Building a wire bonded battery is high tech process and not an easy one to do. It requires meticulous planning during the design process, sturdy spacer design and construction, multiple jigs and above all?…a strong process control.

In order to build a wire-bonded battery pack, over 50 pieces must be custom-fabricated using a combination of CNC equipment and 3D printers. All these parts are made in-house in the USA, and also assembled in the USA, using space-age methods, such as wire-bonding. The process to make wire-bonding work is painstaking and intricate, and most of it should be done in a “clean room” environment.

But once it works and the pack comes together? it is well worth the effort…It is the most advanced ebike battery we have ever seen. 

Enter The Luna Wolf Pack

The new  Luna Wolf battery pack will replace the shark pack on all the luna cycle ebikes. It will make our Fusion line of batteries more affordable and will eventually be available to our kit buyers as well.

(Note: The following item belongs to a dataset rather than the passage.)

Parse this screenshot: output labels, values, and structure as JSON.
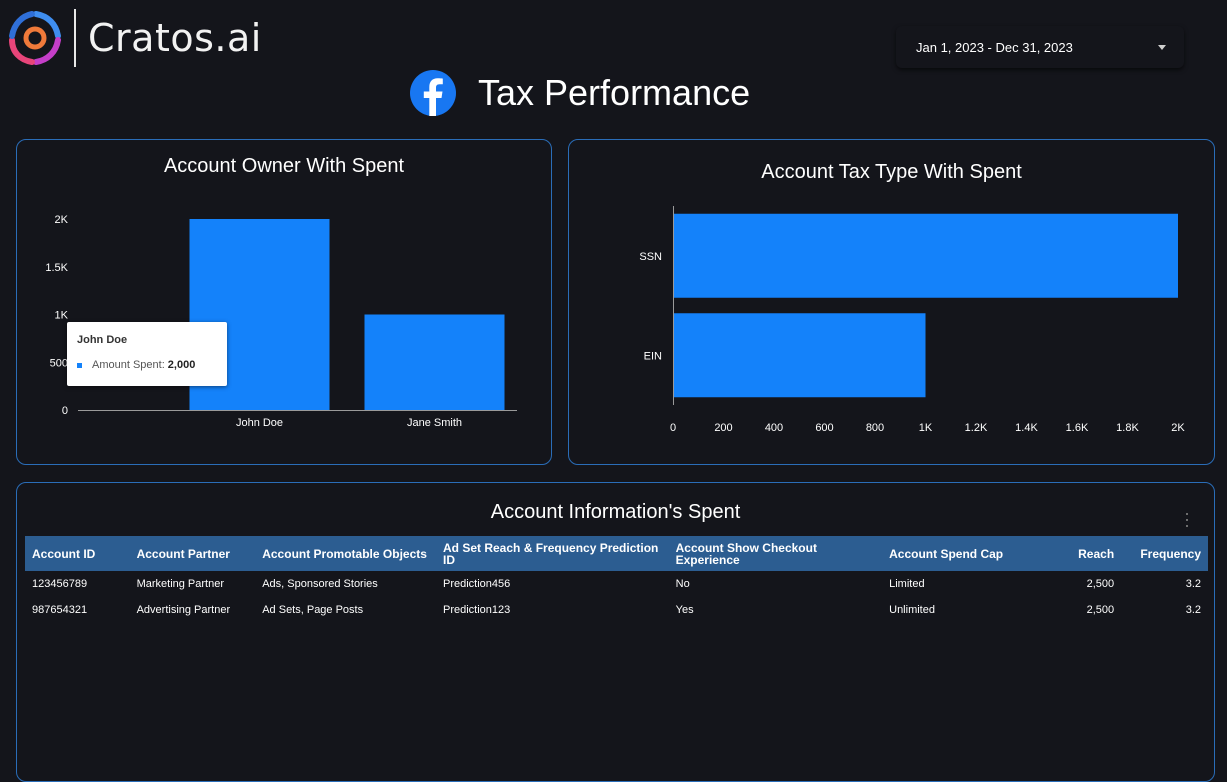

The wolf pack is currently made up of samsung 30q cells is 52v and is 12ah. It is a high power pack capable of putting out 50amps continous to feed our most powerful motor systems (2500 watts)

The Wolf Pack is not only wire bonded it is also potted in an epoxy which completely weather proofs the battery and makes it fall proof as well.


It uses a state of the art BMS (battery management system) developed just for Luna and made here in the USA that protects the bms and shuts it down if it senses any unsafe condition. Like the rest of the battery this BMS is the most advanced BMS we have ever seen used in any ebike battery and is capable of putting up to 70 amps current when needed.

 

At the heart of any great ebike is a great ebike battery pack.